Por: REDACCIÓN ELTIEMPO.COM | 10:23 p.m. | 24 de Julio del 2012
Es indudable que España enamora a más de uno. Tanto así que, ante la crisis, muchos colombianos han decidido ponerle pecho antes que salir de allí.
Así le sucedió a Cristina Borda, una diseñadora de interiores que llegó a Barcelona hace dos años para hacer una maestría. Nunca tuvo intenciones de quedarse hasta que, después de unos días de vivir allí, descubrió una ciudad llena de encanto que la deslumbró por el calor de su gente y la calidad de vida que le ofreció.
Esta Maestra en Producto pasó hojas de vida que nunca llegaron a buen término, y resolvió hacerle frente a la crisis trabajando de vendedora en una tienda de artesanías asiáticas y africanas, en la que asegura, nadie se atreve a entrar por lo lujosa y costosa en un momento en el que la mayoría solo piensa en satisfacer sus necesidades básicas.
Sin embargo, Cristina ha decidido ser una subempleada más en España como, según ella, lo sería en Colombia. Con 400 euros al mes (unos 900 mil pesos colombianos) se defiende para vivir, aunque afirma que le ha tocado echar mano de sus ahorros porque su mensualidad no es suficiente para sostenerse. Y así lo hará hasta que ya no tenga de donde sacar.
Cristina Vahos, otra colombiana que llegó a España hace ya diez años piensa que no es hora de retornar: "prefiero pasar hambre aquí que allá", dice aunque añade que tiene el corazón dividido entre su país de origen y el que la acogió.
Esta paisa que ya tiene más acento ibérico, llegó a España en época de prosperidad: "Te faltaban manos para coger los trabajos y escogías lo que quisieras", recuerda emocionada.
En ese tiempo llegó sola a buscar un futuro mejor para ella y su familia. Se empleó en el campo de la hostelería y pudo llevar, unos años más tarde, a su esposo y sus dos hijos a vivir con ella, como sucedió con muchas otras familias colombianas que lograron la reagrupación luego de que algún miembro hubiese vivido por más de un año en ese país.
Cristina y su familia subsisten con 860 euros que gana su marido en un trabajo estable y lo que suma ella de vez en cuando cuidando niños o limpiando pisos. La crisis ha hecho mella en sus finanzas. Tanto que se vio obligada ha dejar de pagar la cuota de un apartamento que había adquirido en época de bonanza, cuando las cosas pintaban tan bien que no pareciese que fueran a estallar nunca.

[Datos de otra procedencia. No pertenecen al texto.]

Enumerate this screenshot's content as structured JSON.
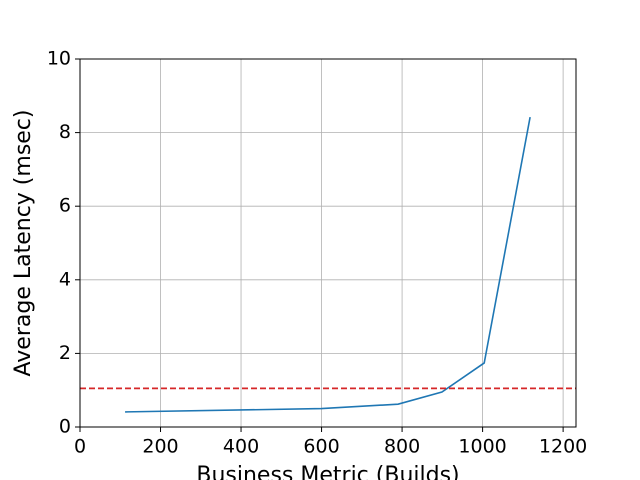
{
  "chart_data": {
    "type": "line",
    "xlabel": "Business Metric (Builds)",
    "ylabel": "Average Latency (msec)",
    "x": [
      112,
      600,
      790,
      899,
      1004,
      1118
    ],
    "series": [
      {
        "color": "#1f77b4",
        "values": [
          0.41,
          0.5,
          0.62,
          0.95,
          1.74,
          8.42
        ]
      }
    ],
    "threshold": 1.05,
    "threshold_color": "#d62728",
    "xlim": [
      0,
      1232
    ],
    "ylim": [
      0,
      10
    ],
    "xticks": [
      0,
      200,
      400,
      600,
      800,
      1000,
      1200
    ],
    "yticks": [
      0,
      2,
      4,
      6,
      8,
      10
    ],
    "grid": true
  }
}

Así también le sucedió a Ricardo Martínez, un zipaquireño que se fue a probar suerte hace más de diez años a España. Se empleó fácilmente en el mismo oficio de soldador que ejerció en Colombia y era bien remunerado.
Se acogió, igual que Cristina, a la reagrupación familiar, y recuerda con nostalgia el día en que llegaron su esposa y sus hijos a España: "yo ya tenía mi piso (apartamento) y mi coche (carro) y ellos, cuando vieron esto, no la creían que estaban en el país de las maravillas", cuenta.
A Ricardo lo deslumbraron los créditos a los que podía acceder para adquirir sus bienes a cuotas muy razonables. Con lo que nunca contó fue con la recesión. Se quedó sin trabajo y sin dinero para pagar sus deudas que ascienden a 68 mil euros.
Hoy, la esperanza que tiene aferrado a Ricardo en España es la temporada de la recolección de uva. Tiene experiencia en ese oficio y su expectativa es que lo contraten. Sin embargo, sabe que la situación empeorará en invierno que es "cuando más echan gente a la calle", dice.
Ricardo, aunque ama vivir en España, está seriamente pensando en empacar maletas para 2013.
Los tres escuchan noticias buenas de Colombia, sobre prosperidad económica y mayor seguridad, pero lo piensan dos veces antes de volver. "Si pones en una balanza las cosas buenas y las malas, te quedas donde están las mejores", afirma Cristina Vahos.